Cross-cluster claims are only defensible when restricted to overlapping workload regimes. Follow this procedure exactly.
No global cross-cluster claims without regime matching + overlap reporting.
If you skip this and make a claim like "transfer from Anvil to Conte works," it will be rejected in review.
Assign each job a workload_regime label using the shared taxonomy:
| Label | Criteria |
|---|---|
cpu_standard | gpu_count_per_node == 0 AND node_memory_gb < threshold |
cpu_largemem | gpu_count_per_node == 0 AND node_memory_gb >= threshold |
gpu_standard | gpu_count_per_node > 0 AND node_memory_gb < threshold |
gpu_largemem |
gpu_count_per_node > 0 AND node_memory_gb >= threshold |
unknown | metadata missing |
⚠️ Proxy caveat: When running on local snapshots (not full
/depot/.../chunks-v3/), partition/node_type metadata may be missing. Use the conservative proxy:cpu_standard := (value_gpu_cnt <= 0) AND (value_gpu_sum <= 0)Mark all results as "proxy-only" in the run log.
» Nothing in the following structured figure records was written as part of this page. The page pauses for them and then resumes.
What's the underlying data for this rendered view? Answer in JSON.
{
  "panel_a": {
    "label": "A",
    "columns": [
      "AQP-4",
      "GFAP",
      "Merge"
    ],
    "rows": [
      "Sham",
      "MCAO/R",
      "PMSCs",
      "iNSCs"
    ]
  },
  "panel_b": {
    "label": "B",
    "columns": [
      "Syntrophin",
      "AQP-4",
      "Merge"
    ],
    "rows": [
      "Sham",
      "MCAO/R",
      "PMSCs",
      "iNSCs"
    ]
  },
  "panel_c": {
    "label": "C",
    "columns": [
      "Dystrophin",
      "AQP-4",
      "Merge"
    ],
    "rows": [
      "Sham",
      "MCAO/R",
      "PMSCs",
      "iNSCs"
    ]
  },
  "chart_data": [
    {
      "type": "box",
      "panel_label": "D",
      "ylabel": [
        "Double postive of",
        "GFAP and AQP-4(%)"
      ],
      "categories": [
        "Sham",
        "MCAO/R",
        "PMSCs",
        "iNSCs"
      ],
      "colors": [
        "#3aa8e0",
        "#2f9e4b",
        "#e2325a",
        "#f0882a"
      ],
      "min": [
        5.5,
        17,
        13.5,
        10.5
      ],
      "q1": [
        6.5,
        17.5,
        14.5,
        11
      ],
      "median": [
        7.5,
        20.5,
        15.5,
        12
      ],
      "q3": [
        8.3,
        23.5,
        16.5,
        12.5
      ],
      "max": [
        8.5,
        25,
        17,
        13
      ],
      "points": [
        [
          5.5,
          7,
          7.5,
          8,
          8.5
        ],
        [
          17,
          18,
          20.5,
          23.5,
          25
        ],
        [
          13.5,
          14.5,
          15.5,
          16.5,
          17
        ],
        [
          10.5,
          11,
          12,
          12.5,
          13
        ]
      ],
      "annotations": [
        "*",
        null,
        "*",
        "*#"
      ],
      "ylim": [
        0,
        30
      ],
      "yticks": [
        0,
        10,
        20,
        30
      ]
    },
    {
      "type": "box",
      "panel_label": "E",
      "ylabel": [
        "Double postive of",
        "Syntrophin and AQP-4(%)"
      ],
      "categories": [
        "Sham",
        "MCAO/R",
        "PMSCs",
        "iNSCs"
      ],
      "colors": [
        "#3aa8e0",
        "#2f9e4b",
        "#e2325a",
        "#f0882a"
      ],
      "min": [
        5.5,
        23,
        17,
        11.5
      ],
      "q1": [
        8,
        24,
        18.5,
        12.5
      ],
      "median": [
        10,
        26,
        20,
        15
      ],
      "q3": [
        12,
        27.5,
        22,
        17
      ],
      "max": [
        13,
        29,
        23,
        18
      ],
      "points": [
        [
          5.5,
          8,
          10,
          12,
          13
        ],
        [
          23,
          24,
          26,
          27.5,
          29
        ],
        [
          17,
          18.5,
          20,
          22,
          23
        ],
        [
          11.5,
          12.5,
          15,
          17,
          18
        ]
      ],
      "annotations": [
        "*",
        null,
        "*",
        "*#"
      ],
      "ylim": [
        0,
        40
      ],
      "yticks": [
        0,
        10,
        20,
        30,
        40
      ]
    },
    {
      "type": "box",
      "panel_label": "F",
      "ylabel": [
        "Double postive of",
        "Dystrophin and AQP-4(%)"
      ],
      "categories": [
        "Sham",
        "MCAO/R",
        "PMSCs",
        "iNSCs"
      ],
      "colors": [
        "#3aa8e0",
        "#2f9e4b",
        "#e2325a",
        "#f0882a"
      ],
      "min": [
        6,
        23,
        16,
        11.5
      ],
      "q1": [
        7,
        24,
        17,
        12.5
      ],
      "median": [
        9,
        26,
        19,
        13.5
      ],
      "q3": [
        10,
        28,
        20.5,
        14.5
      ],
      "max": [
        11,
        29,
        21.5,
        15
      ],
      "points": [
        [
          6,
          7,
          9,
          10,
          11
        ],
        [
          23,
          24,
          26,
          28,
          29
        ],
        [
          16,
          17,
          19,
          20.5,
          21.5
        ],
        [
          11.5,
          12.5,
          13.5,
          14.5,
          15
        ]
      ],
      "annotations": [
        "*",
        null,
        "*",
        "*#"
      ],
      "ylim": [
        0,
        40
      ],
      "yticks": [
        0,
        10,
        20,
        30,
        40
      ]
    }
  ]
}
Use only "safe" features — those with 0% missingness across all clusters (from Phase 1 / EXP-016):
ncores, nhosts, timelimit_sec, runtime_sec, queue_time_sec, runtime_fraction
Do not include value_memused_max, value_memused_minus_diskcache_max, value_gpu_max — these have non-zero missingness in at least one cluster.
Train a domain classifier (logistic regression) to predict source vs target from the feature set:
from sklearn.linear_model import LogisticRegression
from sklearn.preprocessing import StandardScaler
scaler = StandardScaler()
X_scaled = scaler.fit_transform(X)
clf = LogisticRegression(random_state=config["random_seed"])
clf.fit(X_scaled, y_domain) # y_domain: 0=source, 1=target
propensity = clf.predict_proba(X_scaled)[:, 1] # P(target | x)
Define the overlap region using the propensity band (default [0.2, 0.8]):
lo, hi = config["overlap_band"] # e.g., [0.2, 0.8]
in_overlap = (propensity >= lo) & (propensity <= hi)
Every run must report:
| Metric | How to compute |
|---|---|
| Domain classifier AUC | roc_auc_score(y_domain, propensity) |
| Target overlap coverage | n_target_in_overlap / n_target_total |
| KS statistics | scipy.stats.ks_2samp per feature |
Interpret AUC:
Only evaluate transfer models on jobs in the overlap region. Report separately:
- Regime definition: cpu_standard (proxy | authoritative)
- Feature set: [list of features]
- Overlap band: [0.2, 0.8]
- Domain classifier AUC: <value>
- Target overlap coverage: <value> (n=<count> of <total>)
- KS statistics: [per-feature table]
| EXP | Source→Target | Feature set | Band | AUC | Coverage |
|---|---|---|---|---|---|
| EXP-022 | Anvil→Conte | alloc-only | [0.2,0.8] | 0.80 | 1.0 |
| EXP-031 | Anvil→Conte | alloc+perf (no mem) | [0.2,0.8] | 0.99 | 0.32 |
| EXP-024 | Anvil→Conte | alloc+perf (no mem) | [0.1,0.9] | 0.99 | 0.42 |